When we say investment in corporate stores, it includes the fact that we have to staff the infrastructure properly in order to poise ourselves for the growth that is coming. So it’s not just one element that we’re investing in.

You’re investing into the overall establishment and that’s been the bulk of the cost of investment that we’ve been going.

Elizabeth Johnston

Okay, understood. That’s it for me.

Thank you.

Eric Bussières

Thank you.

Henry Buckley

Thanks, Elizabeth.

Operator

Thank you. There are no further questions registered at this time.

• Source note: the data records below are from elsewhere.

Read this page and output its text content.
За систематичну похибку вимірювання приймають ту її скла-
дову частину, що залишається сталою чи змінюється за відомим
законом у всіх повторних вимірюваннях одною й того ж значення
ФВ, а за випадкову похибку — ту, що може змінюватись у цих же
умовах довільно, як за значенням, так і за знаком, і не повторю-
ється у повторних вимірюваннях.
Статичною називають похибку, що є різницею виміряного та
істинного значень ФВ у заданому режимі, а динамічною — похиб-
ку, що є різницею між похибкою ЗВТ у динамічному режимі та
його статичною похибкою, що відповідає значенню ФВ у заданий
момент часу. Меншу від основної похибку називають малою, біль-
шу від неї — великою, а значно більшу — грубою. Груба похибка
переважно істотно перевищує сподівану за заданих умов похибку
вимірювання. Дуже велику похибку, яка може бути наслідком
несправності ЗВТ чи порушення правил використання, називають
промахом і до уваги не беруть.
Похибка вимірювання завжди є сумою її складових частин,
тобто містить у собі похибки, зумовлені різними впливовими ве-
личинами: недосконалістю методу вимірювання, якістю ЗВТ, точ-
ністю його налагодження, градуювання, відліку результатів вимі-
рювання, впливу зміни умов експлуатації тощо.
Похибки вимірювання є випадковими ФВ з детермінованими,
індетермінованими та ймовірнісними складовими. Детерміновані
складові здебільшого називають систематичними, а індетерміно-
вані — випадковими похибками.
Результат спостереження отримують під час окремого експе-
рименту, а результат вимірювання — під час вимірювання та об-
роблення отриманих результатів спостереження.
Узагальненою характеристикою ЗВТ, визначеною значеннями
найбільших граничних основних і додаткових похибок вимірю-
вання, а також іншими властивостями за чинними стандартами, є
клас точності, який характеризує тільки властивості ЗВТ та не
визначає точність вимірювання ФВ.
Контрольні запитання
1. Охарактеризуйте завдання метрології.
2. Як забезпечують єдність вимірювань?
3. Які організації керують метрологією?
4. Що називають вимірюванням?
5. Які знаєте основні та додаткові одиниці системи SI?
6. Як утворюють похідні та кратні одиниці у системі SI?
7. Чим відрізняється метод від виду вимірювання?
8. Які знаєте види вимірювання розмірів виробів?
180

I’d like to turn the meeting back over to Mr. Buckley.

Henry Buckley

Great. Thanks, Donna.

So, thanks. We’re very, very – again, very, very pleased with the progress we're making on a number of fronts in the organization.

So, thank you very much for the call today. We really enjoyed the dialogue.

And I’d like to just let you know that the year-end result conference call is now scheduled for February 9. And we’ll try and use the same format where we have this Web presentation to help you and be as transparent as we can in the future.

So, look forward to talking to everybody on February 9 or before. Thanks, everyone.

Operator

Thank you, Mr. Buckley.

The conference has now ended. Please disconnect your lines at this time.

And thank you for your participation.